Em casamentos e festas afins sempre gostei daquele momento, logo após as
barrigas estarem devidamente atulhadas de provisória felicidade, no
qual a música soa e a pista de dança se abre para um mau videoclip
instantâneo. Agora, neste campo de batalha onde rufam os tambores da
sociabilidade e do Anselmo Ralph, surgem todo o tipo de pezinhos,
trejeitos e jingares. Há as crianças, das quais muitas ainda sem essa
glândula chamada pudor, que saltam logo para o soalho arrancando palmas
pela coreografia acertadíssima; há as senhoras de meia idade que, entre a
folga do vestido e a maquilhagem vagamente exagerada, tentam sacudir o
torpor do quotidiano; há os foliões e os bêbados, também ele pintalgados
de vinho nas bochechas e nos beiços, que estraçalham de igual modo o
bacalhau do Quim ou a valsa do Strauss; e há os mais jovens, vintes,
trintas, muitos deles a olhar o palco com um misto de altivez e receio,
como quem diz "eu sou melhor do que isto, mas se eu quisesse...".
Sem pertencer a algum destes grupos o que mais me intriga é aquela pessoa que não estando
necessariamente bêbada (ou estando-o) vai ao palco da sociabilidade e
dança a um ritmo feroz.
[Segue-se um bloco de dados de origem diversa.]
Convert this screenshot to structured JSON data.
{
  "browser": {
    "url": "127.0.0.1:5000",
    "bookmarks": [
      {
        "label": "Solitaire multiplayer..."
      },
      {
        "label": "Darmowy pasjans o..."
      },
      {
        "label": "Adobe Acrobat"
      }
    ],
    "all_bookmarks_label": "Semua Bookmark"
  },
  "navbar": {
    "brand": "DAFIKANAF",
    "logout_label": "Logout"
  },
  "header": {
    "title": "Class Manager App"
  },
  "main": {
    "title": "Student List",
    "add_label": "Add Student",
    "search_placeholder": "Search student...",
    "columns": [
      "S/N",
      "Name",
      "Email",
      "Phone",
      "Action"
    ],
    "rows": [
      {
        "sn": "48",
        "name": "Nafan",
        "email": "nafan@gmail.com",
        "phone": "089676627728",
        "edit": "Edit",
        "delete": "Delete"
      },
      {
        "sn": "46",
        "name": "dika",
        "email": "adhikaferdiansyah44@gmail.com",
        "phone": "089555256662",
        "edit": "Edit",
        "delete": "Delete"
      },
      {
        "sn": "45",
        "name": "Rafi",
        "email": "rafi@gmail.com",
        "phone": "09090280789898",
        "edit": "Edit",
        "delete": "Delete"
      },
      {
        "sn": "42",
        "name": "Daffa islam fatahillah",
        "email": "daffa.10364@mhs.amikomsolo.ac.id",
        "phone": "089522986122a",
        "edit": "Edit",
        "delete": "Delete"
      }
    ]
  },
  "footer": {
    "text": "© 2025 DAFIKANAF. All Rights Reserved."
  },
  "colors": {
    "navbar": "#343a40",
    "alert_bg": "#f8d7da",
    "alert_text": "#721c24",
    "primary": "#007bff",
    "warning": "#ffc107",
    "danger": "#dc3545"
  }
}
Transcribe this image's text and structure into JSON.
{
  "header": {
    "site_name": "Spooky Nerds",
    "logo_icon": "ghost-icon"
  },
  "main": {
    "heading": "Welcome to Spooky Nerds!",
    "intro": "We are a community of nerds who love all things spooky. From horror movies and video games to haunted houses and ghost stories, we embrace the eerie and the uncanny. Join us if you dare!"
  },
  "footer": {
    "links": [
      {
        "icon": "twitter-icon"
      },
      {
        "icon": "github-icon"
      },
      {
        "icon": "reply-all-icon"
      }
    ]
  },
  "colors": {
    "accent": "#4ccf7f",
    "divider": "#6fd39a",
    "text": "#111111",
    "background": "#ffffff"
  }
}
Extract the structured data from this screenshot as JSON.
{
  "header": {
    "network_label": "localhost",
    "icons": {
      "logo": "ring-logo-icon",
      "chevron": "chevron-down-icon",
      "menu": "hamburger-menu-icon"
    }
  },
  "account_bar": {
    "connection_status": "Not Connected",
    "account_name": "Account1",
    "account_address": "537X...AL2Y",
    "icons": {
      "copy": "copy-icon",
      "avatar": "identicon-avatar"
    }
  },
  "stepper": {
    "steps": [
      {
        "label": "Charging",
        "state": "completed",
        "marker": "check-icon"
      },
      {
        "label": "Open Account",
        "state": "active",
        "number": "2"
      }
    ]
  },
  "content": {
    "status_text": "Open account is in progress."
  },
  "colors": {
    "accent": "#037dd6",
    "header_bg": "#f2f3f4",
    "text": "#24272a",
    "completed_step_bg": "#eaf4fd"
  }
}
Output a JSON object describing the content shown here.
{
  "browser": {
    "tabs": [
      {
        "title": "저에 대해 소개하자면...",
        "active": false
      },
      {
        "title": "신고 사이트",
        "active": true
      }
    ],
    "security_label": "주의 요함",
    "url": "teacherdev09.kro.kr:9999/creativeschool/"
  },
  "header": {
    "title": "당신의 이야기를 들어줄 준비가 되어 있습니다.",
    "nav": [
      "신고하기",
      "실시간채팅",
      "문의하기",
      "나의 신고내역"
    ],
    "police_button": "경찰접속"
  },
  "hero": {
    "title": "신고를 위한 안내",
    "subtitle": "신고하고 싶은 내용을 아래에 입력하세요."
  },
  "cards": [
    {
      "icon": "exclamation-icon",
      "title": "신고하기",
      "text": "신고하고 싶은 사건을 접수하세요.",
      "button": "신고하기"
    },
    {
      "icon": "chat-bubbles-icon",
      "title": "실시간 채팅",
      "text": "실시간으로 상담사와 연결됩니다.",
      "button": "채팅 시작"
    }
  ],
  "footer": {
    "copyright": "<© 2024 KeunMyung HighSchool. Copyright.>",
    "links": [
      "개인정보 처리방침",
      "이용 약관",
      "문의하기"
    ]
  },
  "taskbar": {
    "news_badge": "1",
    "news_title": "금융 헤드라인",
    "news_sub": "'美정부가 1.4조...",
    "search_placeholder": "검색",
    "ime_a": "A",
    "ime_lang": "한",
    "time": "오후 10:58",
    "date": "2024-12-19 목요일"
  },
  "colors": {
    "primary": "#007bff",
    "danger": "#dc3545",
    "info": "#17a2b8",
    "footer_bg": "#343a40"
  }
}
Pulos no mármore, coreografias impossíveis que
desafiam a gravidade, desfazendo todos os compassos numa energia appassionata,
como se diz. À primeira vista, passando a euforia do álcool, podemos
pensar numa extrema alegria que contém em si uma extrema tristeza. O
mais fascinante nem é isso, é mesmo uma questão de ritmo. Na pista de
dança cada música confere aos seus executantes um intervalo de
tolerância consoante a idade/estatuto/grupo social, o qual lhe permite acompanhar de forma mais ou
menos próxima do timbre, a alegria, a tristeza, em geral, o sentimento,
veiculado pelas notas. Agora, no caso destas senhores (são sobretudo
homens) esse intervalo é estilhaçado e a aceleração extrema da alegria,
num ritmo ele próprio alegre, pode redundar numa denúncia de tristeza.
Quem disfarça demasiado bem, descobre-se, é esse o pobre princípio do
vigoroso bailarino ou do lacrau na areia do deserto africano.
Mas tudo isto só podem ser teorias de trastes de pé de chumbo ou de exegetas apressados que não dançam. Aliás já muito se tem citado o Beckett naquela frasezinha: Dance first. Think later. It's the natural order.
Mas perdoem que continue a intrigar-me: porque dança ele? Ou melhor, o que é que revelam os seus gestos para lá dos 13% de um Alvarinho?